Bir çok kişinin aklına Antik Yunanistan dendiğinde muhtemelen Sokrates, Platon ya da Aristo geliyordur. Bugünkü konumuz da aslında bu filozoflardan biri olan Aristo. MÖ 384 yılında doğan Aristo; felsefe, mantık, biyoloji, psikoloji ve daha birçok alanda eserler vererek kendinden günümüze kadar bahsettirmeyi başarmıştır. Platon'un öğrencisi ve Büyük İskender'in hocası olan bu evrensel deha, Lykeion okulunu da kurmuştur. Bu yazıda, Aristo'nun ilham verici hayatına ve olağanüstü başarılarına göz atacağız.
Yukarıda da saydığım gibi kendisinin katkıda bulunduğu bir çok dal var ve bunu göz önünde bulundurursak Aristo'yla alakalı her şeyi tek bir yazıyla öğrenemeyiz. Bu yüzden aşağıya sizin için bazı kaynaklar bırakacağım. Merak edenler göz atmak isteyebilir.
Şimdi gelelim Aristo'ya. Kendisi ölümünden sonra bile filozof denince akla gelen ve kastedilen tek kişi olmayı başarmış çok ama çok nadir insanlardan.
Gelelim hayatına. Aristo babasının Makedonya kralının doktoru olmasından ötürü seçkin bir çevrede büyüdü.
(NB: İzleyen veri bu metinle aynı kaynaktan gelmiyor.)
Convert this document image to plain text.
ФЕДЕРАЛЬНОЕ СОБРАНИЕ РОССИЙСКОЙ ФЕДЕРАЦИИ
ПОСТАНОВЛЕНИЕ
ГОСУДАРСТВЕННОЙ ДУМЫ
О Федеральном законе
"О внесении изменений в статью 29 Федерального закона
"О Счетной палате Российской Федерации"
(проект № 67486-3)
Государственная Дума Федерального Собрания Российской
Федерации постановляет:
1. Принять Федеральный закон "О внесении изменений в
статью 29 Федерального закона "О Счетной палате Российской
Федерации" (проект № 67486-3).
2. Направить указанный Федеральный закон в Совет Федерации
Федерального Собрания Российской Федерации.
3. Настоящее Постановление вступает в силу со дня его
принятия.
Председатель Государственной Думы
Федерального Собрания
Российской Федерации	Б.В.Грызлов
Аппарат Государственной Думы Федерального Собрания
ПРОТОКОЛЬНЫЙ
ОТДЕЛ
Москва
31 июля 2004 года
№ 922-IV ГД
Babası vefat ettikten sonra ise ablası Arimnest'nin eşinin himayesinde 17 yaşına kadar hiçbir sorun yaşamadan büyüdü. 17 yaşına geldiğinde ise birçok seçkin gibi kendi isteğiyle bir akademiye gitme kararı aldı tabi ki sadece öyle bir akademiye değil, Platon'un akademisine. Belki ben akademi dediğim zaman aklınıza okul ya da üniversite gibi şeyler gelmiş olabilir. Eğer öyleyse hemen silin bu düşünceyi çünkü günümüz tabiriyle okul ilk kez XIX. yüzyılda ortaya çıktı. Aristo'nun gittiği akademiyi daha çok bir araştırma kurumu ve münazara yeri gibi düşünebilirsiniz. Aristo hayatının tam 20 yılını burada geçirdi ve hatta söylentilere göre bu yer üzerinde öyle bir etkisi olmuş ki Platon bazı yazılarını onun eleştirisiyle değiştirmiştir. Platon'un ölümüyle akademiden ayrılmaya karar verdi. Tam olarak nedeni bilinmese de en çok bilinen hikâyeye göre Speusippus'un (Platon'un oğlu) akademinin yönünü değiştirmesinden rahatsız olmuş ve bu yüzden ayrılmıştır.
Akademiden ayrıldıktan sonra bir süre gezmeye karar verdi ve bu sırada biyolojik anlamında farklı hayvan türlerini farklı gruplara ayıran ilk kişi oldu. Daha sonra ise Asos'ta kalarak botanikle ilgilendi. Daha sonra Makedonya kralının daveti üzerine o zamanlar hâlâ çocuk olan Büyük İskender'e hocalık yapmak için Makedonya'ya gitti. Sadece öğretmen değil aynı zamanda Makedonya Krallığı'nın başbilim adamı olduğu için kazandığı parayla şahsi kütüphanesinin temellerini de attı. Zaman geçtikçe bu kütüphane Atina’da kuracağı Lykeion isimli okulu için bir temel niteliği taşıdı. Türkçe’ye Fransızca’dan geçen “lycee/lise” kelimesi de aslında tam olarak buradan gelmekte.
Bu dönemde, Aristoteles sadece İskender'e değil, Filip'in diğer çocuklarına da eğitim verdi. Bu sayede Makedonya sarayı ile yakın ilişkiler kurdu ve felsefi çalışmalarını finanse edecek maddi imkanlara kavuştu. Ayrıca, İskender'in seferleri sırasında toplanan devasa miktarda kitap ve papirüsten oluşan bir kütüphaneye erişim imkanı buldu. Bu kütüphane, Aristoteles'in biyoloji, botanik ve zooloji gibi alanlarda yaptığı araştırmalar için paha biçilemez bir kaynak oldu.
Ancak bu yakın ilişki, Aristo'nun Atina'da siyasi açıdan zor bir duruma düşürdü. Atinalılar Makedonları kendilerinden aşağı bir toplum olarak görüyorlardı. Büyük İskender'in ölümüyle birlikte tüm bu siyasi gerginlik bir daha gün yüzüne çıktı ve o zamanlar çoktan Atina'ya dönmüş olan Aristo aynı Sokrates gibi din düşmanlığıyla suçlandı. Bu o zamanlar en iyi karalama yöntemlerinden biriydi. Neyse ki o Sokrates gibi bir "demokrasi şehidi" olmayı düşünmüyordu ve bu sebeplerden dolayı Atina'dan ayrılmaya karar verdi. Bu sürgünün daha ilk yılında doğal yollardan vefat etti.
Yazımı Aristo'nun en sevdiğim sözlerinden biriyle bitirmek isterim.
Kimilerinin gerçekten özgür olabilmesi için ötekilerinin köle olması gerekir.